Original Polish. Click here.

My translation:

Elie Wiesel Accuses Poland – Commentary by Adam Michnik "Gazeta Wyborcza", June 27, 2006

"The Washington Post" on Sunday [June 25, 2006] published a review by Nobel prize winner Elie Wiesel of a new book by Jan Gross, author of "Neighbors." The new book, titled "Fear," is about the persecution of Jews in Poland in the years 1945-46.

In his review, Elie Wiesel mentions his own experience from 10 years ago. As a result of his statement during the 50th anniversary of the Kielce pogrom – he says – "virulent, deplorable – essentially antisemitic – attacks appeared throughout the Polish press."

Despite what Wiesel writes, his statement in 1996 – mainly a sidebar to the dispute around the display of crosses at the Birkenau camp – was criticized by many people very far removed from antisemitism, including Rev. Jozef Tischner [a liberal theologian – TM] in the pages of "Gazeta Wyborcza."

What is more, Wiesel’s review paints a picture of a country which cannot face up to disease of antisemitism. Several years ago, after the publication of Gross’s book "Neighbors" about the murder of Jewish inhabitants in Jedwabne, Poland was engulfed in a great debate with the participation of the president and the Primate of the Catholic Church.

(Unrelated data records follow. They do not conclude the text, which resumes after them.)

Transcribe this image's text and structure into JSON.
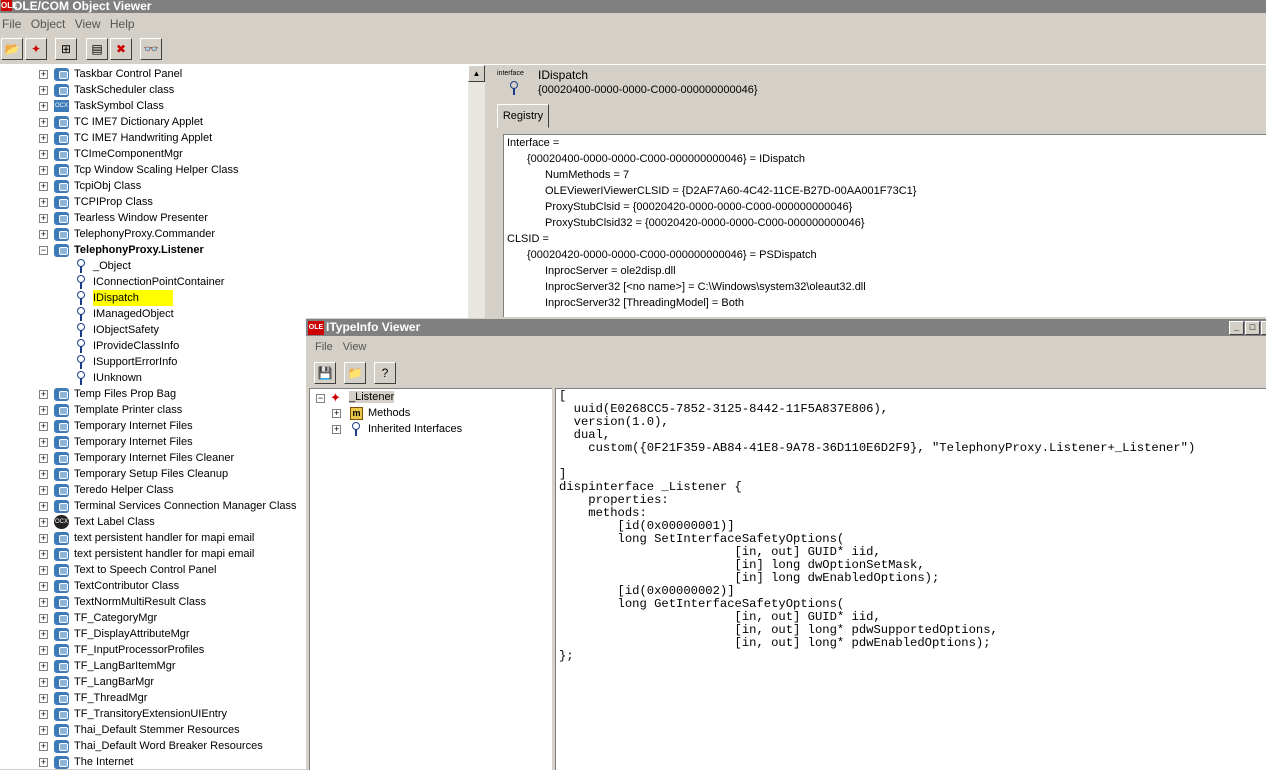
{
  "main_window": {
    "title": "OLE/COM Object Viewer",
    "menu": [
      "File",
      "Object",
      "View",
      "Help"
    ]
  },
  "left_tree": {
    "items": [
      {
        "label": "Taskbar Control Panel",
        "type": "class"
      },
      {
        "label": "TaskScheduler class",
        "type": "class"
      },
      {
        "label": "TaskSymbol Class",
        "type": "ocx"
      },
      {
        "label": "TC IME7 Dictionary Applet",
        "type": "class"
      },
      {
        "label": "TC IME7 Handwriting Applet",
        "type": "class"
      },
      {
        "label": "TCImeComponentMgr",
        "type": "class"
      },
      {
        "label": "Tcp Window Scaling Helper Class",
        "type": "class"
      },
      {
        "label": "TcpiObj Class",
        "type": "class"
      },
      {
        "label": "TCPIProp Class",
        "type": "class"
      },
      {
        "label": "Tearless Window Presenter",
        "type": "class"
      },
      {
        "label": "TelephonyProxy.Commander",
        "type": "class"
      },
      {
        "label": "TelephonyProxy.Listener",
        "type": "class-expanded"
      },
      {
        "label": "_Object",
        "type": "iface"
      },
      {
        "label": "IConnectionPointContainer",
        "type": "iface"
      },
      {
        "label": "IDispatch",
        "type": "iface-selected"
      },
      {
        "label": "IManagedObject",
        "type": "iface"
      },
      {
        "label": "IObjectSafety",
        "type": "iface"
      },
      {
        "label": "IProvideClassInfo",
        "type": "iface"
      },
      {
        "label": "ISupportErrorInfo",
        "type": "iface"
      },
      {
        "label": "IUnknown",
        "type": "iface"
      },
      {
        "label": "Temp Files Prop Bag",
        "type": "class"
      },
      {
        "label": "Template Printer class",
        "type": "class"
      },
      {
        "label": "Temporary Internet Files",
        "type": "class"
      },
      {
        "label": "Temporary Internet Files",
        "type": "class"
      },
      {
        "label": "Temporary Internet Files Cleaner",
        "type": "class"
      },
      {
        "label": "Temporary Setup Files Cleanup",
        "type": "class"
      },
      {
        "label": "Teredo Helper Class",
        "type": "class"
      },
      {
        "label": "Terminal Services Connection Manager Class",
        "type": "class"
      },
      {
        "label": "Text Label Class",
        "type": "ocx-round"
      },
      {
        "label": "text persistent handler for mapi email",
        "type": "class"
      },
      {
        "label": "text persistent handler for mapi email",
        "type": "class"
      },
      {
        "label": "Text to Speech Control Panel",
        "type": "class"
      },
      {
        "label": "TextContributor Class",
        "type": "class"
      },
      {
        "label": "TextNormMultiResult Class",
        "type": "class"
      },
      {
        "label": "TF_CategoryMgr",
        "type": "class"
      },
      {
        "label": "TF_DisplayAttributeMgr",
        "type": "class"
      },
      {
        "label": "TF_InputProcessorProfiles",
        "type": "class"
      },
      {
        "label": "TF_LangBarItemMgr",
        "type": "class"
      },
      {
        "label": "TF_LangBarMgr",
        "type": "class"
      },
      {
        "label": "TF_ThreadMgr",
        "type": "class"
      },
      {
        "label": "TF_TransitoryExtensionUIEntry",
        "type": "class"
      },
      {
        "label": "Thai_Default Stemmer Resources",
        "type": "class"
      },
      {
        "label": "Thai_Default Word Breaker Resources",
        "type": "class"
      },
      {
        "label": "The Internet",
        "type": "class"
      }
    ]
  },
  "right_panel": {
    "tag": "interface",
    "name": "IDispatch",
    "guid": "{00020400-0000-0000-C000-000000000046}",
    "tab": "Registry",
    "lines": [
      {
        "indent": 0,
        "text": "Interface ="
      },
      {
        "indent": 1,
        "text": "{00020400-0000-0000-C000-000000000046} = IDispatch"
      },
      {
        "indent": 2,
        "text": "NumMethods = 7"
      },
      {
        "indent": 2,
        "text": "OLEViewerIViewerCLSID = {D2AF7A60-4C42-11CE-B27D-00AA001F73C1}"
      },
      {
        "indent": 2,
        "text": "ProxyStubClsid = {00020420-0000-0000-C000-000000000046}"
      },
      {
        "indent": 2,
        "text": "ProxyStubClsid32 = {00020420-0000-0000-C000-000000000046}"
      },
      {
        "indent": 0,
        "text": "CLSID ="
      },
      {
        "indent": 1,
        "text": "{00020420-0000-0000-C000-000000000046} = PSDispatch"
      },
      {
        "indent": 2,
        "text": "InprocServer = ole2disp.dll"
      },
      {
        "indent": 2,
        "text": "InprocServer32 [<no name>] = C:\\Windows\\system32\\oleaut32.dll"
      },
      {
        "indent": 2,
        "text": "InprocServer32 [ThreadingModel] = Both"
      }
    ]
  },
  "typeinfo_window": {
    "title": "ITypeInfo Viewer",
    "menu": [
      "File",
      "View"
    ],
    "tree": {
      "root": "_Listener",
      "children": [
        "Methods",
        "Inherited Interfaces"
      ]
    },
    "code": "[\n  uuid(E0268CC5-7852-3125-8442-11F5A837E806),\n  version(1.0),\n  dual,\n    custom({0F21F359-AB84-41E8-9A78-36D110E6D2F9}, \"TelephonyProxy.Listener+_Listener\")\n\n]\ndispinterface _Listener {\n    properties:\n    methods:\n        [id(0x00000001)]\n        long SetInterfaceSafetyOptions(\n                        [in, out] GUID* iid,\n                        [in] long dwOptionSetMask,\n                        [in] long dwEnabledOptions);\n        [id(0x00000002)]\n        long GetInterfaceSafetyOptions(\n                        [in, out] GUID* iid,\n                        [in, out] long* pdwSupportedOptions,\n                        [in, out] long* pdwEnabledOptions);\n};"
  },
  "colors": {
    "title_bar": "#808080",
    "selection_highlight": "#ffff00",
    "chrome": "#d4d0c8"
  }
}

Certainly there is no other country in Central and Eastern Europe which would apply such importance and sincerity in accounting for the murkier aspects of its own history. This debate was just as significant at the publication of Gross’s book.

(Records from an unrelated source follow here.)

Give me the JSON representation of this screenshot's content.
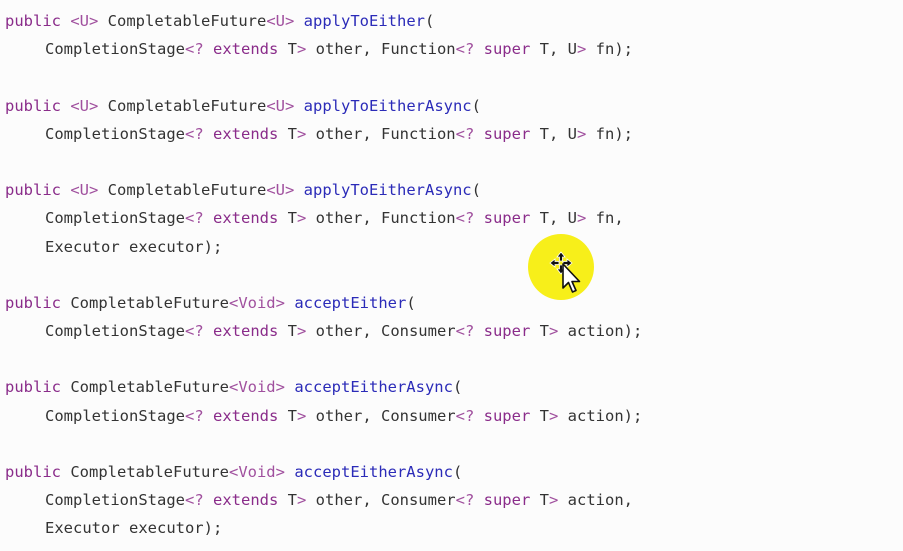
{
  "colors": {
    "background": "#fcfcfc",
    "keyword": "#8a2c8a",
    "type_param": "#a0509e",
    "method": "#2b2bb8",
    "plain": "#333333",
    "cursor_highlight": "#f7ef1a"
  },
  "code": {
    "blocks": [
      {
        "lines": [
          [
            {
              "t": "public",
              "c": "kw"
            },
            {
              "t": " ",
              "c": "pl"
            },
            {
              "t": "<U>",
              "c": "pm"
            },
            {
              "t": " CompletableFuture",
              "c": "pl"
            },
            {
              "t": "<U>",
              "c": "pm"
            },
            {
              "t": " ",
              "c": "pl"
            },
            {
              "t": "applyToEither",
              "c": "mt"
            },
            {
              "t": "(",
              "c": "pl"
            }
          ],
          [
            {
              "t": "CompletionStage",
              "c": "pl"
            },
            {
              "t": "<?",
              "c": "pm"
            },
            {
              "t": " extends",
              "c": "kw"
            },
            {
              "t": " T",
              "c": "pl"
            },
            {
              "t": ">",
              "c": "pm"
            },
            {
              "t": " other, Function",
              "c": "pl"
            },
            {
              "t": "<?",
              "c": "pm"
            },
            {
              "t": " super",
              "c": "kw"
            },
            {
              "t": " T, U",
              "c": "pl"
            },
            {
              "t": ">",
              "c": "pm"
            },
            {
              "t": " fn);",
              "c": "pl"
            }
          ]
        ]
      },
      {
        "lines": [
          [
            {
              "t": "public",
              "c": "kw"
            },
            {
              "t": " ",
              "c": "pl"
            },
            {
              "t": "<U>",
              "c": "pm"
            },
            {
              "t": " CompletableFuture",
              "c": "pl"
            },
            {
              "t": "<U>",
              "c": "pm"
            },
            {
              "t": " ",
              "c": "pl"
            },
            {
              "t": "applyToEitherAsync",
              "c": "mt"
            },
            {
              "t": "(",
              "c": "pl"
            }
          ],
          [
            {
              "t": "CompletionStage",
              "c": "pl"
            },
            {
              "t": "<?",
              "c": "pm"
            },
            {
              "t": " extends",
              "c": "kw"
            },
            {
              "t": " T",
              "c": "pl"
            },
            {
              "t": ">",
              "c": "pm"
            },
            {
              "t": " other, Function",
              "c": "pl"
            },
            {
              "t": "<?",
              "c": "pm"
            },
            {
              "t": " super",
              "c": "kw"
            },
            {
              "t": " T, U",
              "c": "pl"
            },
            {
              "t": ">",
              "c": "pm"
            },
            {
              "t": " fn);",
              "c": "pl"
            }
          ]
        ]
      },
      {
        "lines": [
          [
            {
              "t": "public",
              "c": "kw"
            },
            {
              "t": " ",
              "c": "pl"
            },
            {
              "t": "<U>",
              "c": "pm"
            },
            {
              "t": " CompletableFuture",
              "c": "pl"
            },
            {
              "t": "<U>",
              "c": "pm"
            },
            {
              "t": " ",
              "c": "pl"
            },
            {
              "t": "applyToEitherAsync",
              "c": "mt"
            },
            {
              "t": "(",
              "c": "pl"
            }
          ],
          [
            {
              "t": "CompletionStage",
              "c": "pl"
            },
            {
              "t": "<?",
              "c": "pm"
            },
            {
              "t": " extends",
              "c": "kw"
            },
            {
              "t": " T",
              "c": "pl"
            },
            {
              "t": ">",
              "c": "pm"
            },
            {
              "t": " other, Function",
              "c": "pl"
            },
            {
              "t": "<?",
              "c": "pm"
            },
            {
              "t": " super",
              "c": "kw"
            },
            {
              "t": " T, U",
              "c": "pl"
            },
            {
              "t": ">",
              "c": "pm"
            },
            {
              "t": " fn,",
              "c": "pl"
            }
          ],
          [
            {
              "t": "Executor executor);",
              "c": "pl"
            }
          ]
        ]
      },
      {
        "lines": [
          [
            {
              "t": "public",
              "c": "kw"
            },
            {
              "t": " CompletableFuture",
              "c": "pl"
            },
            {
              "t": "<Void>",
              "c": "pm"
            },
            {
              "t": " ",
              "c": "pl"
            },
            {
              "t": "acceptEither",
              "c": "mt"
            },
            {
              "t": "(",
              "c": "pl"
            }
          ],
          [
            {
              "t": "CompletionStage",
              "c": "pl"
            },
            {
              "t": "<?",
              "c": "pm"
            },
            {
              "t": " extends",
              "c": "kw"
            },
            {
              "t": " T",
              "c": "pl"
            },
            {
              "t": ">",
              "c": "pm"
            },
            {
              "t": " other, Consumer",
              "c": "pl"
            },
            {
              "t": "<?",
              "c": "pm"
            },
            {
              "t": " super",
              "c": "kw"
            },
            {
              "t": " T",
              "c": "pl"
            },
            {
              "t": ">",
              "c": "pm"
            },
            {
              "t": " action);",
              "c": "pl"
            }
          ]
        ]
      },
      {
        "lines": [
          [
            {
              "t": "public",
              "c": "kw"
            },
            {
              "t": " CompletableFuture",
              "c": "pl"
            },
            {
              "t": "<Void>",
              "c": "pm"
            },
            {
              "t": " ",
              "c": "pl"
            },
            {
              "t": "acceptEitherAsync",
              "c": "mt"
            },
            {
              "t": "(",
              "c": "pl"
            }
          ],
          [
            {
              "t": "CompletionStage",
              "c": "pl"
            },
            {
              "t": "<?",
              "c": "pm"
            },
            {
              "t": " extends",
              "c": "kw"
            },
            {
              "t": " T",
              "c": "pl"
            },
            {
              "t": ">",
              "c": "pm"
            },
            {
              "t": " other, Consumer",
              "c": "pl"
            },
            {
              "t": "<?",
              "c": "pm"
            },
            {
              "t": " super",
              "c": "kw"
            },
            {
              "t": " T",
              "c": "pl"
            },
            {
              "t": ">",
              "c": "pm"
            },
            {
              "t": " action);",
              "c": "pl"
            }
          ]
        ]
      },
      {
        "lines": [
          [
            {
              "t": "public",
              "c": "kw"
            },
            {
              "t": " CompletableFuture",
              "c": "pl"
            },
            {
              "t": "<Void>",
              "c": "pm"
            },
            {
              "t": " ",
              "c": "pl"
            },
            {
              "t": "acceptEitherAsync",
              "c": "mt"
            },
            {
              "t": "(",
              "c": "pl"
            }
          ],
          [
            {
              "t": "CompletionStage",
              "c": "pl"
            },
            {
              "t": "<?",
              "c": "pm"
            },
            {
              "t": " extends",
              "c": "kw"
            },
            {
              "t": " T",
              "c": "pl"
            },
            {
              "t": ">",
              "c": "pm"
            },
            {
              "t": " other, Consumer",
              "c": "pl"
            },
            {
              "t": "<?",
              "c": "pm"
            },
            {
              "t": " super",
              "c": "kw"
            },
            {
              "t": " T",
              "c": "pl"
            },
            {
              "t": ">",
              "c": "pm"
            },
            {
              "t": " action,",
              "c": "pl"
            }
          ],
          [
            {
              "t": "Executor executor);",
              "c": "pl"
            }
          ]
        ]
      }
    ]
  },
  "cursor": {
    "icon": "move-cursor-icon"
  }
}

Several weeks ago, Rabbi Michael Schudrich was the victim of a hooligan’s attack on a Warsaw street. This was not the only incident in the world of a hooligan attacking a rabbi. However, Poland is undoubtedly the only country where, the next day, the president of the country invited the rabbi to his office and in front if the media’s cameras expressed his solidarity with the victim.

Whoever writes about antisemitism in Poland and neglects to mention these events, then – even if inadvertently – he falsifies the truth about Poland.